دانلود رایگان مقاله مدل سازی تعامل مکانیسم شکست در پلی استر تقویت شده با الیاف

Abstract

This attempt proposes a Finite Element Approach (FEA) to investigate the tribological behavior of glass fiber reinforced polyester composite. The 3D finite element model was developed upon ABAQUS/Explicit. The Johnson-Cook criteria were considered for describing the material behavior and damage of both fiber and matrix phases. The fiber/matrix interface behavior was, however, modeled using a thin cohesive zone (CZ). A mixed-mode loading concept was specially adopted to predict delamination propagation within the interface. The prevailing wear mechanisms owing to Multi-Scratch Test (MST) were inspected at variable load and attack angle, using scanning electron microscope (SEM). Wear maps were built to highlight the correlation between friction coefficient and wear mechanisms. Predictions of both elementary and interacting mechanisms showed excellent correlation with observations. It was revealed that material removal process varies sensitively with the dominating failure mode. The proposed approach exhibits good ability not only in predicting active mechanisms but also in detecting damage sequences governing the surface integrity during scratching.

5. Conclusions

In this paper, the investigation of elementary wear mechanisms in both SST and MST were carried out. A numerical approach was specially proposed for better understanding of the evolution of damage mechanisms. Particular focus was put on highlighting the effect of mechanisms interaction in the material removal process. According to the findings, the following conclusions can be drawn.  The SEM observations make it possible to distinguish the elementary mechanisms dominating the material removal process in SST and their limits of action when the testing parameters, namely, the attack angle and normal vary.
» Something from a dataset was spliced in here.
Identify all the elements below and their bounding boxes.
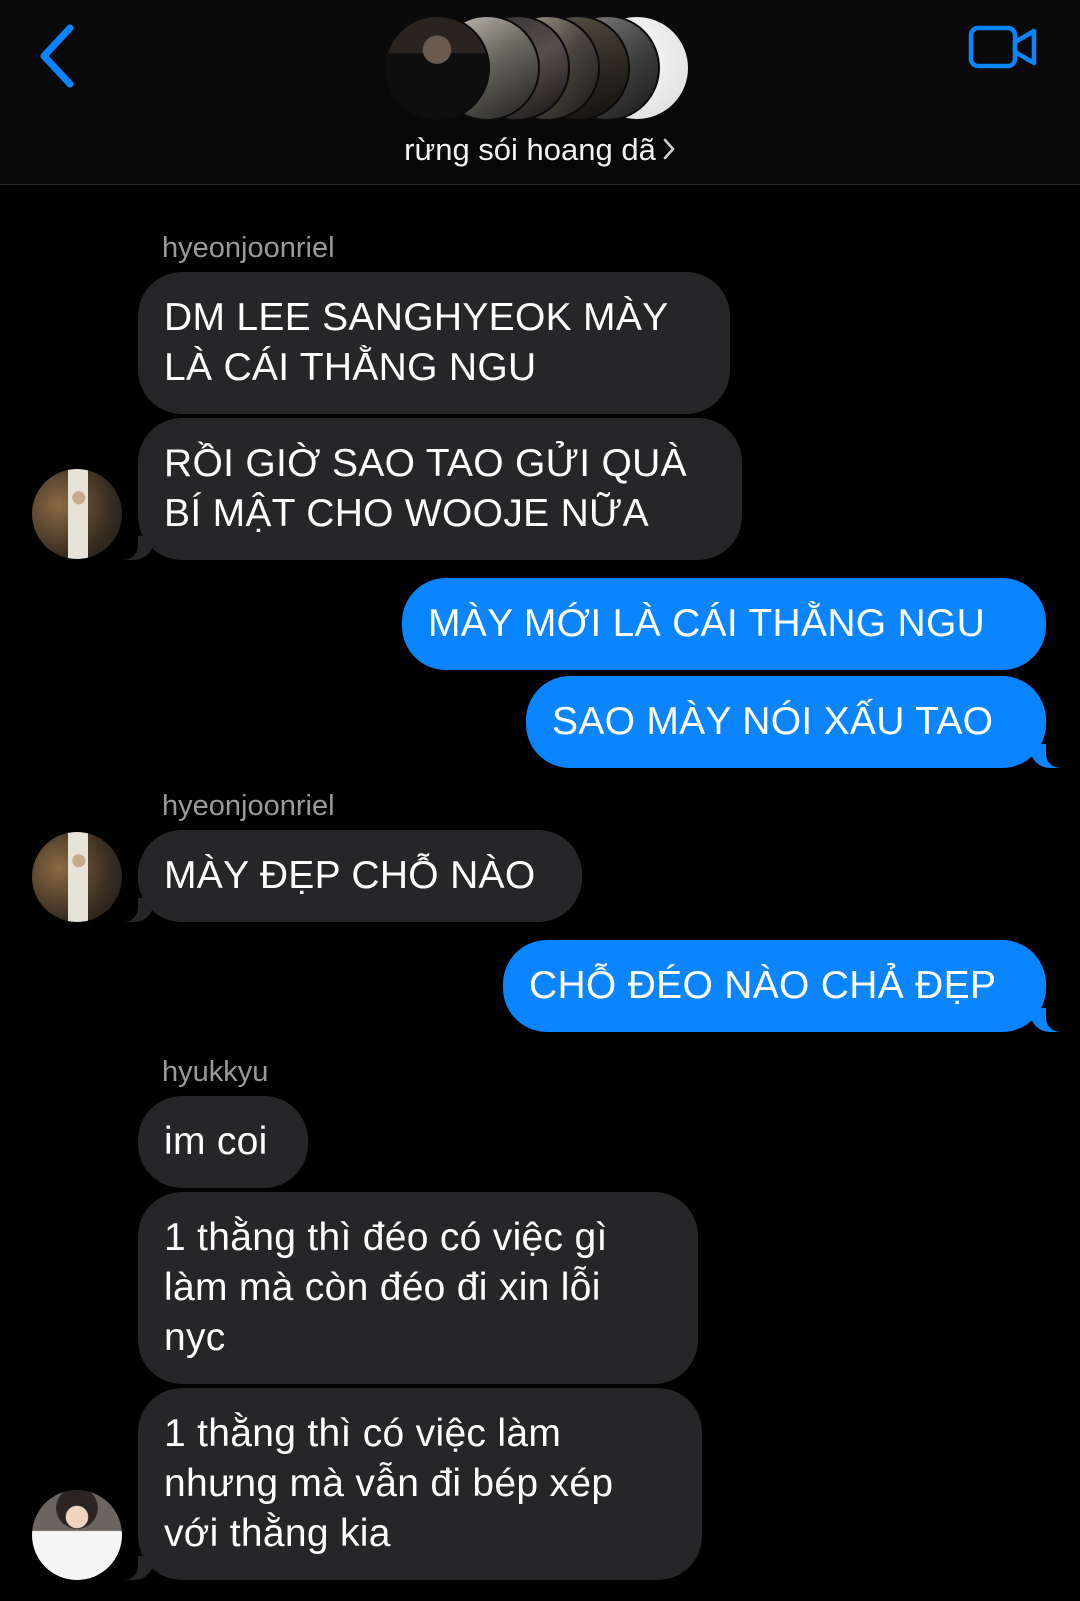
- chevron-left-icon: [40, 24, 74, 88]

Inspections of multi-scratched worn area reveal high sensitivity of surface integrity to dominant interacting mechanisms.  When SST, the apparent friction displays high dependency on tribological parameters. However, it shows more sensitivity to the attack angle than to the normal load. An increase in the attack angle increases lapp, and switches the wear mechanisms from ploughing to fibers pullout and fibers fracture.  The wear maps reveal that ploughing, fibers multi-fractures, and fibers fracture dominate within smaller domain in MST than in SST. However, the combined fibers fracture and fibers pullout dominant mechanisms occupy a larger domain in MST. Five domains were drawn in MST face to only four domains drawn in SST. Major mechanisms transformation was outlined for relatively high load and low angle ranges: The elementary fiber multi-fractures dominating in SST becomes acting in association with fiber pullout and mode II fiber failure in MST.  The proposed models exhibit excellent ability to simulate damage mechanisms dominating material removal process in both SST and MST. Specially, the mixed-mode loading criterion shows high efficiency to predict delamination propagation in the CZ. Decidedly, SEM inspections confirmed the numerical results. In fact, the MST model demonstrates ability to predict mechanisms’ interaction together with sequences of material removal process in GFRP composite.